A surrender shall state that the person executing the surrender document acknowledges that the person's parental rights over the child will cease upon the court's approval of the surrender. A surrender shall further state the following:
- An acknowledgment that after the surrender is executed, it is final and, except as noted below, may not be revoked for any reason, including the failure of an adoptive parent to comply with an arrangement with the birth parent for postsurrender contact
- An acknowledgment that the surrender will extinguish all parental obligations except the obligation to pay any accrued unpaid child support
- That the parent has been informed of counseling services and been provided legal counsel
- That the parent has not received or been promised any money or anything of value for the surrender except for permissible payments
- Whether the parent has been informed of the identity of the adoptive parents
- Whether the child is an Indian child
- Whether the parent wishes to be notified that a final decree of adoption has been entered
- That the parent has read and understands the content of the document and wishes the surrender to take effect
Revocation of Consent
Citation: Rev. Stat. § 170-B:12
A parent wishing to withdraw a surrender shall notify the court where the surrender was taken in writing. Notification shall be prior to the entry of the final decree. A surrender may not be withdrawn unless the court finds the following:
- The parent seeking to withdraw his or her surrender has proven by a preponderance of evidence that the surrender was obtained by fraud or duress.

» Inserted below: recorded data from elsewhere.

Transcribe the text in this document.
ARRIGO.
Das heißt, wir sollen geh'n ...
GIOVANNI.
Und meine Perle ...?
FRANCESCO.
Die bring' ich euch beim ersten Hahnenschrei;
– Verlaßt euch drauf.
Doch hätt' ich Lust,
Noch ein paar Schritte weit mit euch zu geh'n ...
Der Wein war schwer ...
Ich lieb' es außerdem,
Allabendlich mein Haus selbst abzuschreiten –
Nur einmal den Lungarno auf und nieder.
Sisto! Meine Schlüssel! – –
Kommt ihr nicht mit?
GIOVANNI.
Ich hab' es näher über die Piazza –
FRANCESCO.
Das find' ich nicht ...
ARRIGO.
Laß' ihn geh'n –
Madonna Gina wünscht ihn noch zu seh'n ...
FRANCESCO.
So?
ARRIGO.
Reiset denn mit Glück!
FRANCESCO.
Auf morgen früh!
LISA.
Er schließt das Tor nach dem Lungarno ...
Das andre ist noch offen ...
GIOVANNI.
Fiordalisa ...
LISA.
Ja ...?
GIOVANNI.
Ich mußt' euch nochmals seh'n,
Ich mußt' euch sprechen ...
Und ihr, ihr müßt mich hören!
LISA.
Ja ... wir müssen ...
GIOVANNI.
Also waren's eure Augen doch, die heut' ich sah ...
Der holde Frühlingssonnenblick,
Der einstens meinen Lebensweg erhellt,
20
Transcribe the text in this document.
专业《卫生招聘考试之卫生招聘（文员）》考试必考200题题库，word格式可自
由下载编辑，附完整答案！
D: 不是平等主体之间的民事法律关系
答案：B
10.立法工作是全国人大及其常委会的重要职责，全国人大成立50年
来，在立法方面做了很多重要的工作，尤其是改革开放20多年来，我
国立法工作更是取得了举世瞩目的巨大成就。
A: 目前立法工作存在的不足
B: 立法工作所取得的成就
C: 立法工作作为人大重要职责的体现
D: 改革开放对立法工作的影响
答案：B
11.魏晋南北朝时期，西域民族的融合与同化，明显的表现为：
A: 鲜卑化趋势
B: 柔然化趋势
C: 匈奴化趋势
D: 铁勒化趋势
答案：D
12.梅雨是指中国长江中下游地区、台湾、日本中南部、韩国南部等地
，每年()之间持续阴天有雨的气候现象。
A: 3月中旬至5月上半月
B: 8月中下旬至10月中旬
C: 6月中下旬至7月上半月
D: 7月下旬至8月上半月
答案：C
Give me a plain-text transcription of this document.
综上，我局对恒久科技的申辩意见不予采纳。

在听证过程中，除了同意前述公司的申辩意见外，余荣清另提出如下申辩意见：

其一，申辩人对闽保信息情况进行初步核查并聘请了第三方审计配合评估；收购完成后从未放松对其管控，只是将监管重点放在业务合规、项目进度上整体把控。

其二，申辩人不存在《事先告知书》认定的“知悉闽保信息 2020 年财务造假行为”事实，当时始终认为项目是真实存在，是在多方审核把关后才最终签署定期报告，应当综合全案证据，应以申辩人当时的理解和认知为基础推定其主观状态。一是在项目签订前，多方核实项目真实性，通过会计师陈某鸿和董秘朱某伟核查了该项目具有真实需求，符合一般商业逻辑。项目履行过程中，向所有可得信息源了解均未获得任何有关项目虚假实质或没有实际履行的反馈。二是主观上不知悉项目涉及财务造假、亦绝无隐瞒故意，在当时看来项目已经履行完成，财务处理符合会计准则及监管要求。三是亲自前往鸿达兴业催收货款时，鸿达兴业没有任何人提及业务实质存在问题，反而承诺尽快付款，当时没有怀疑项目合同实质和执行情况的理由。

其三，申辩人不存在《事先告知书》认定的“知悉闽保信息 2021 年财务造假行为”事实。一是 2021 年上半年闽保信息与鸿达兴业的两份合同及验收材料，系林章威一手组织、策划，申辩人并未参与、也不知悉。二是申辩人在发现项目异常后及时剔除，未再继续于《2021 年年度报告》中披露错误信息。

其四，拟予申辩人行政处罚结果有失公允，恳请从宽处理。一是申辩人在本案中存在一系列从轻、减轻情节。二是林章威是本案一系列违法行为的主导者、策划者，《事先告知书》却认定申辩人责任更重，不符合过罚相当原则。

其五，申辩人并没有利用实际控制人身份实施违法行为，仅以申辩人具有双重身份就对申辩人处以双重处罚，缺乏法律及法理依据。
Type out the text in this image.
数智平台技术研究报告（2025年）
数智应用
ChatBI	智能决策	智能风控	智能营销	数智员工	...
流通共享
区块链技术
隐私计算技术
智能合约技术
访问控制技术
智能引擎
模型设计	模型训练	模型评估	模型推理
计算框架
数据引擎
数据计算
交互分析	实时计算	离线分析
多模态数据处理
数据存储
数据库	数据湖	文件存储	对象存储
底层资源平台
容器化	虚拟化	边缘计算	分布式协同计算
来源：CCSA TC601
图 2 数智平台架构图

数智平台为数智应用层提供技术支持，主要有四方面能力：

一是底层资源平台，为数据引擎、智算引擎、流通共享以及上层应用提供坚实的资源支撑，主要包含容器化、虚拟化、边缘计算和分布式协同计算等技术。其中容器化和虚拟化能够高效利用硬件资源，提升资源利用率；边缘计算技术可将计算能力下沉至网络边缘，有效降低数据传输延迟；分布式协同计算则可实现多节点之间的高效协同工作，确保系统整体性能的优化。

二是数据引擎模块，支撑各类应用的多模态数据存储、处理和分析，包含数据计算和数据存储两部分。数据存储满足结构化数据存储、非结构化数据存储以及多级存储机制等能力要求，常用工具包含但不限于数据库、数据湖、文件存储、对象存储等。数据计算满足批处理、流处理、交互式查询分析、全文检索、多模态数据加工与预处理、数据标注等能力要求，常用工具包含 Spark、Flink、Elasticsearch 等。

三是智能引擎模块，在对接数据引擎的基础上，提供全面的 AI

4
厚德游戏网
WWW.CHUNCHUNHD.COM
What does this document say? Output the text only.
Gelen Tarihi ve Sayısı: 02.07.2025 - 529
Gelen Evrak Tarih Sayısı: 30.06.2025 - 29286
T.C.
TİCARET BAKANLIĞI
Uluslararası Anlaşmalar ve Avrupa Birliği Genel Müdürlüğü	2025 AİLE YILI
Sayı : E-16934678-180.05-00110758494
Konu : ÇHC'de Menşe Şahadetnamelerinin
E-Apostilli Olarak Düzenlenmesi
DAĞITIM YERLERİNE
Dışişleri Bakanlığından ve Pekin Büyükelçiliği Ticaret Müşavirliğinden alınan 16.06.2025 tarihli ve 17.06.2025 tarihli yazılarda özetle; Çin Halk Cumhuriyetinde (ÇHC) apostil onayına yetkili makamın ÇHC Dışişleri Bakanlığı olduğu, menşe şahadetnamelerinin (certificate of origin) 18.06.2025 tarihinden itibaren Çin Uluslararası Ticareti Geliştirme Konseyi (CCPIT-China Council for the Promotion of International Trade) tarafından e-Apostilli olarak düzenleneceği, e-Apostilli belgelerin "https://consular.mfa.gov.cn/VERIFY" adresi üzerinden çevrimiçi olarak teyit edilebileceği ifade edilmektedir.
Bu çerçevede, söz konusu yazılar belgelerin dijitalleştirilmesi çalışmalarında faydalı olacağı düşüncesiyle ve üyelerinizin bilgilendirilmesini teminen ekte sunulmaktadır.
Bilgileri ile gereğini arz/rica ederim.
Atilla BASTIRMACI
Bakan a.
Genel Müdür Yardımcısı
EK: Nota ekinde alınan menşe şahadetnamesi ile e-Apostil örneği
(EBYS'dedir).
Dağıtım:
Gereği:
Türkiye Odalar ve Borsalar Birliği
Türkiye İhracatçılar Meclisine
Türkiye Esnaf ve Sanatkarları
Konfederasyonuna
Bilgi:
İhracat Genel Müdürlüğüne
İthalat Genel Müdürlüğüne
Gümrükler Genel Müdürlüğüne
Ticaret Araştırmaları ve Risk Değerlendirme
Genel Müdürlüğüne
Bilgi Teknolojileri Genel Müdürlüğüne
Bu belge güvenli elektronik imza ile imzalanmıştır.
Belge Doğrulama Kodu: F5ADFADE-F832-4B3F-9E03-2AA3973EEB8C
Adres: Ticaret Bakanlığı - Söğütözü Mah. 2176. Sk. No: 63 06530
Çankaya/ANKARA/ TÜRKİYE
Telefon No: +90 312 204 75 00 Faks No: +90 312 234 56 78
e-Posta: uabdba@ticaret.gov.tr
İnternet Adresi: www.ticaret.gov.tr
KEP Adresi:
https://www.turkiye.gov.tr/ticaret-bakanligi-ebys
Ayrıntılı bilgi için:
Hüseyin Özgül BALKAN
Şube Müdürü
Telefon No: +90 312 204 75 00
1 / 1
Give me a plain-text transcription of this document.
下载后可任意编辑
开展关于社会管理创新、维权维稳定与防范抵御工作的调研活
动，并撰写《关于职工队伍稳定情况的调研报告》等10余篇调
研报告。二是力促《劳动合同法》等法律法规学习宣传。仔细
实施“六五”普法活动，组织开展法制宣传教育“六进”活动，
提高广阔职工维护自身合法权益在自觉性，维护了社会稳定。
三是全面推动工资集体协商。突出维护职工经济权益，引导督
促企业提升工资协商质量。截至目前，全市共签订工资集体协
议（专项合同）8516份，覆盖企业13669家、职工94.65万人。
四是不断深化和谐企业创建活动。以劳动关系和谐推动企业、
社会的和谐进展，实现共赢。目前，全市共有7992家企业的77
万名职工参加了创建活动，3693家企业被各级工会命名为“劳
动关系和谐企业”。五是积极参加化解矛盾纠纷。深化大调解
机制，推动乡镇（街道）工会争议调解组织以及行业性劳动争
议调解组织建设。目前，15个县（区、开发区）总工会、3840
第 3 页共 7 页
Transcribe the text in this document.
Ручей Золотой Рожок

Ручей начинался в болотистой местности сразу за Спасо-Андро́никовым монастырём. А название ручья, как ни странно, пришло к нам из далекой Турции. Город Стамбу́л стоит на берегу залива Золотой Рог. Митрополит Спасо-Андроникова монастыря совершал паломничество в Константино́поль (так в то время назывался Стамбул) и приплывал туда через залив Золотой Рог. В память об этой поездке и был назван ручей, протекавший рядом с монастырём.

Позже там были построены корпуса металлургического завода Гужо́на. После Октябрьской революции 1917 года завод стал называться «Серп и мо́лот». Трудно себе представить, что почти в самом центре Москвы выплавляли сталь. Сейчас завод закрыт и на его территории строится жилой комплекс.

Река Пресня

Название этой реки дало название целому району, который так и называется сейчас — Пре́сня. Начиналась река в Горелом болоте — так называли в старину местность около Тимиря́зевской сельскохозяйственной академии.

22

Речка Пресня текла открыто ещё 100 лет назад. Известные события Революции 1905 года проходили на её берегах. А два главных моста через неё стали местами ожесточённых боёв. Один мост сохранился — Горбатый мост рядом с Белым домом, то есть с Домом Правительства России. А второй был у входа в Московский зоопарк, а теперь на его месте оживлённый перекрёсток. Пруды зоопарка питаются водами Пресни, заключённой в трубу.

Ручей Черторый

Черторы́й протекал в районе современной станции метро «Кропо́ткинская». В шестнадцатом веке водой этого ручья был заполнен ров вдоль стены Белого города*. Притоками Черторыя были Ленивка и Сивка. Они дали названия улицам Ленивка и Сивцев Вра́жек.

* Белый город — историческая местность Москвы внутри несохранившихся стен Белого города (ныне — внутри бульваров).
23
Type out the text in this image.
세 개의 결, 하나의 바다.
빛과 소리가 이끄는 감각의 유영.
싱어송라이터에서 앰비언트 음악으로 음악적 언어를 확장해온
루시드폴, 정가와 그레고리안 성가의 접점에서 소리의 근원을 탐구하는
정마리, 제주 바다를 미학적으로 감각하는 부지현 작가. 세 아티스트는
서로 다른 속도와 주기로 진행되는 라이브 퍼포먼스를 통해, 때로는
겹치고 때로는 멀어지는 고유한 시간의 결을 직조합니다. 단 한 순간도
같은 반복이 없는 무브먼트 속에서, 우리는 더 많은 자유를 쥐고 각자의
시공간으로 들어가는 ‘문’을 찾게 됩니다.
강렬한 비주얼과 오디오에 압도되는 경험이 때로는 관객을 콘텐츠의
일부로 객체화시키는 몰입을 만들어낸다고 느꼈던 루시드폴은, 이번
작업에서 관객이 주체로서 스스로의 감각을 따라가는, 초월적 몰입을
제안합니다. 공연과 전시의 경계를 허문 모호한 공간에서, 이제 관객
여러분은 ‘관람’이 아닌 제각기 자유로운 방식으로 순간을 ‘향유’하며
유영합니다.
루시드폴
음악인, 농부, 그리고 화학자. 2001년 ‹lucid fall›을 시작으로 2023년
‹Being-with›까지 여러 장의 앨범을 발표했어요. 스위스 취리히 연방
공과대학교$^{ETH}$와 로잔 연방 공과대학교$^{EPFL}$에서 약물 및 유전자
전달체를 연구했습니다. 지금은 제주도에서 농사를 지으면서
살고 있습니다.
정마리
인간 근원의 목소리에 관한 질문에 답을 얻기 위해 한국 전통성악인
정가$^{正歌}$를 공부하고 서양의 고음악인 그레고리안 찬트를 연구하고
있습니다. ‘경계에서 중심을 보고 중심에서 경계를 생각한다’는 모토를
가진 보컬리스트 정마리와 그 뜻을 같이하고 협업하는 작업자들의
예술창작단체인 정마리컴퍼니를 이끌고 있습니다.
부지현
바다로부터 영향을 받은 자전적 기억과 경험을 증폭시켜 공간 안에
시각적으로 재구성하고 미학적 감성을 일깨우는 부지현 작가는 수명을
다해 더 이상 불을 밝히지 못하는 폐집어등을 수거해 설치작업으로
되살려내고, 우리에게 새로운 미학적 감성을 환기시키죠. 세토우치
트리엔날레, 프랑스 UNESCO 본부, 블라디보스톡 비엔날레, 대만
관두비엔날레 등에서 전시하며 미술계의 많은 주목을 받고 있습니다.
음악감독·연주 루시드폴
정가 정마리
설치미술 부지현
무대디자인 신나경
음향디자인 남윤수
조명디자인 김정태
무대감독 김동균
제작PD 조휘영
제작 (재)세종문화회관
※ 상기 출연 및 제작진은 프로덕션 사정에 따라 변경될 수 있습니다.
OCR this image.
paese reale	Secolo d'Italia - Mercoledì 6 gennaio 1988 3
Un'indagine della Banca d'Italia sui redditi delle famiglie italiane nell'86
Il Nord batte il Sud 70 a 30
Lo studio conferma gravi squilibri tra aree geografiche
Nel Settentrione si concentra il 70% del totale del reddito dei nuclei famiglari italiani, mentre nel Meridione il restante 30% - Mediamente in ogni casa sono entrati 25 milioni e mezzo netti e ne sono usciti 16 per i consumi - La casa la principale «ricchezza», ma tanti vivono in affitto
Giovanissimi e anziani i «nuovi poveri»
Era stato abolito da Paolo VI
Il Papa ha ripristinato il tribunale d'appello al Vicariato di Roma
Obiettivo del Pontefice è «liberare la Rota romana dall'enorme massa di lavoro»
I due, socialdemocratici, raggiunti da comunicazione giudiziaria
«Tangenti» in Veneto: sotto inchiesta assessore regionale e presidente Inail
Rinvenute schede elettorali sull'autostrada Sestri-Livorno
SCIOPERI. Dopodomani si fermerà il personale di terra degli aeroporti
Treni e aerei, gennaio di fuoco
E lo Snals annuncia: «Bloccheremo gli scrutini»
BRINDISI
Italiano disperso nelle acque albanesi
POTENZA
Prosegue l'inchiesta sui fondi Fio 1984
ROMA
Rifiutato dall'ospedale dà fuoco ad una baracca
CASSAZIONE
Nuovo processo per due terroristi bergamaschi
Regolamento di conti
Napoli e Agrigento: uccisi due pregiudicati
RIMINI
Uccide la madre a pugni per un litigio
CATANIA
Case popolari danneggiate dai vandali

- The withdrawal of the surrender is in the best interests of the child. In making this determination, the court may consider every facet of each parent's life.
The court shall notify any other party that has surrendered rights to the child of the issuance of its order granting the withdrawal of such surrender. The party shall have 30 days from the date of the register's notice of decision to request in writing to the court that his or her surrender be withdrawn as well. The 30-day time period to file such a request shall not be extended by the court absent a showing of good cause.
A surrender may not be withdrawn after the entry of the final decree of adoption for any reason.